New Delhi: In a major security overhaul of the country’s airports, the Ministry of Civil Aviation will prioritise installation of multi-layered technology system Perimeter Intrusion Detection System (PIDS) in them. The move comes in the wake of growing air traffic and increased attempts of intrusion at airports.
The ministry will conduct fortnightly high-level meetings on how to install PIDS. Top officials from Central Industrial Security Force (CISF), Airports Authority of India, Bureau of Civil Aviation Security and the ministry will attend these meetings.
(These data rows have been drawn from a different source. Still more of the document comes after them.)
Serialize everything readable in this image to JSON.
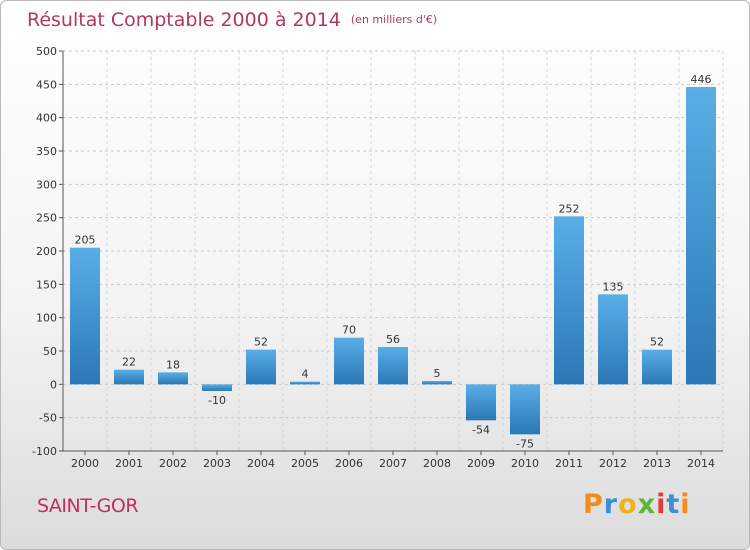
{
  "header": {
    "title": "Résultat Comptable 2000 à 2014",
    "unit": "(en milliers d'€)"
  },
  "footer": {
    "commune": "SAINT-GOR",
    "brand": "Proxiti"
  },
  "colors": {
    "title": "#b03a5b",
    "bar_light": "#5aaee6",
    "bar_dark": "#2a78b5",
    "brand_letters": [
      "#f28a1c",
      "#3b8fd6",
      "#f2b21c",
      "#5cb832",
      "#e03b3b",
      "#3b8fd6",
      "#f28a1c"
    ]
  },
  "chart_data": {
    "type": "bar",
    "title": "Résultat Comptable 2000 à 2014",
    "subtitle": "(en milliers d'€)",
    "categories": [
      "2000",
      "2001",
      "2002",
      "2003",
      "2004",
      "2005",
      "2006",
      "2007",
      "2008",
      "2009",
      "2010",
      "2011",
      "2012",
      "2013",
      "2014"
    ],
    "values": [
      205,
      22,
      18,
      -10,
      52,
      4,
      70,
      56,
      5,
      -54,
      -75,
      252,
      135,
      52,
      446
    ],
    "ylim": [
      -100,
      500
    ],
    "yticks": [
      -100,
      -50,
      0,
      50,
      100,
      150,
      200,
      250,
      300,
      350,
      400,
      450,
      500
    ],
    "grid": true,
    "xlabel": "",
    "ylabel": ""
  }
}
Sources said the ministry wants to install PIDS in a phased manner, starting from 16 super-sensitive airports. Currently, the technology— with physical and covert detection systems, including taut wire, underground cable, CCTV cameras and radars—is available at only Delhi, Mumbai and Hyderabad airports. A patrolling track along the perimeter wall raises an alarm whenever someone tries touches the boundary wall. The Israeli system also has a special night vision to detect movement. PIDS is heavily guarded by the CISF, who are also deployed at watchtowers along the periphery. While CISF ensures security of airports and operates PIDS, responsibility for maintenance of the security system is with the airport operators.
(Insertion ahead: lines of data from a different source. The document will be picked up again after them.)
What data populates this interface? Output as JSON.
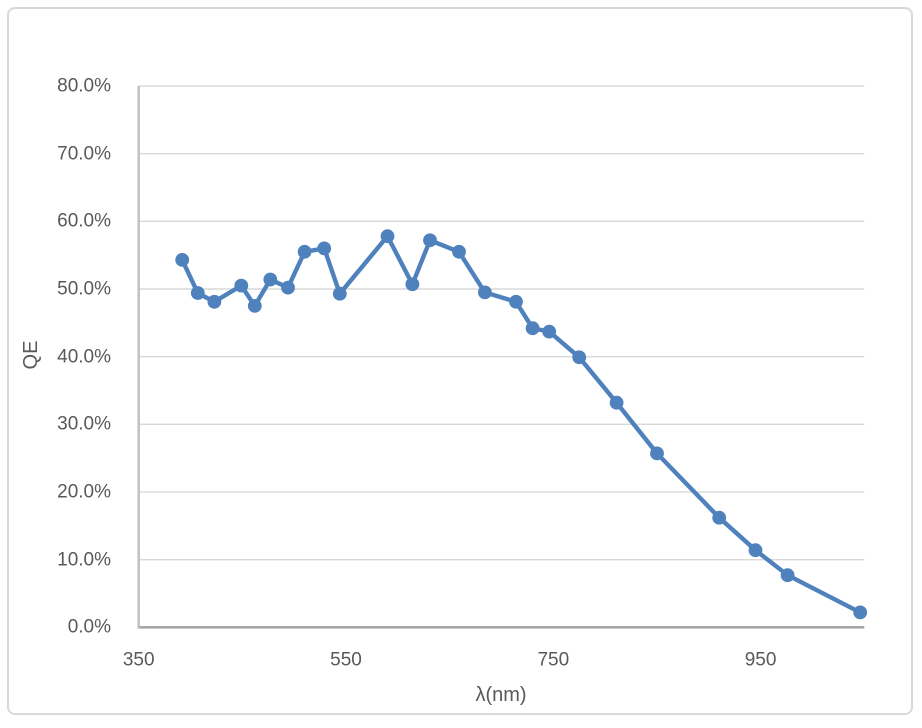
{
  "chart_data": {
    "type": "line",
    "title": "",
    "xlabel": "λ(nm)",
    "ylabel": "QE",
    "grid": true,
    "legend": false,
    "xlim": [
      350,
      1050
    ],
    "ylim_percent": [
      0,
      80
    ],
    "x_ticks": [
      {
        "value": 350,
        "label": "350"
      },
      {
        "value": 550,
        "label": "550"
      },
      {
        "value": 750,
        "label": "750"
      },
      {
        "value": 950,
        "label": "950"
      }
    ],
    "y_ticks": [
      {
        "value": 0,
        "label": "0.0%"
      },
      {
        "value": 10,
        "label": "10.0%"
      },
      {
        "value": 20,
        "label": "20.0%"
      },
      {
        "value": 30,
        "label": "30.0%"
      },
      {
        "value": 40,
        "label": "40.0%"
      },
      {
        "value": 50,
        "label": "50.0%"
      },
      {
        "value": 60,
        "label": "60.0%"
      },
      {
        "value": 70,
        "label": "70.0%"
      },
      {
        "value": 80,
        "label": "80.0%"
      }
    ],
    "series": [
      {
        "name": "QE",
        "marker": "circle",
        "color": "#4f81bd",
        "x": [
          392,
          407,
          423,
          449,
          462,
          477,
          494,
          510,
          529,
          544,
          590,
          614,
          631,
          659,
          684,
          714,
          730,
          746,
          775,
          811,
          850,
          910,
          945,
          976,
          1046
        ],
        "y_percent": [
          54.3,
          49.4,
          48.1,
          50.5,
          47.5,
          51.4,
          50.2,
          55.5,
          56.0,
          49.3,
          57.8,
          50.7,
          57.2,
          55.5,
          49.5,
          48.1,
          44.2,
          43.7,
          39.9,
          33.2,
          25.7,
          16.2,
          11.4,
          7.7,
          2.2
        ]
      }
    ]
  },
  "colors": {
    "series": "#4f81bd",
    "gridline": "#d9d9d9",
    "x_axis_line": "#a6a6a6",
    "y_axis_line": "#bfbfbf",
    "tick_text": "#595959",
    "chart_border": "#d9d9d9",
    "background": "#ffffff"
  }
}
PIDS was installed at the three airports in pursuance of guidelines issued in 2007 by BCAS, which made it mandatory for all airports in the country to have the security system. There are 76 functioning airports in the country, whose number is likely to go up once the government’s regional connectivity scheme (RCS) picks up pace. Earlier, CISF had raised concerns about PIDS’ false alarms “draining its resources”, especially at Delhi’s IGI Airport.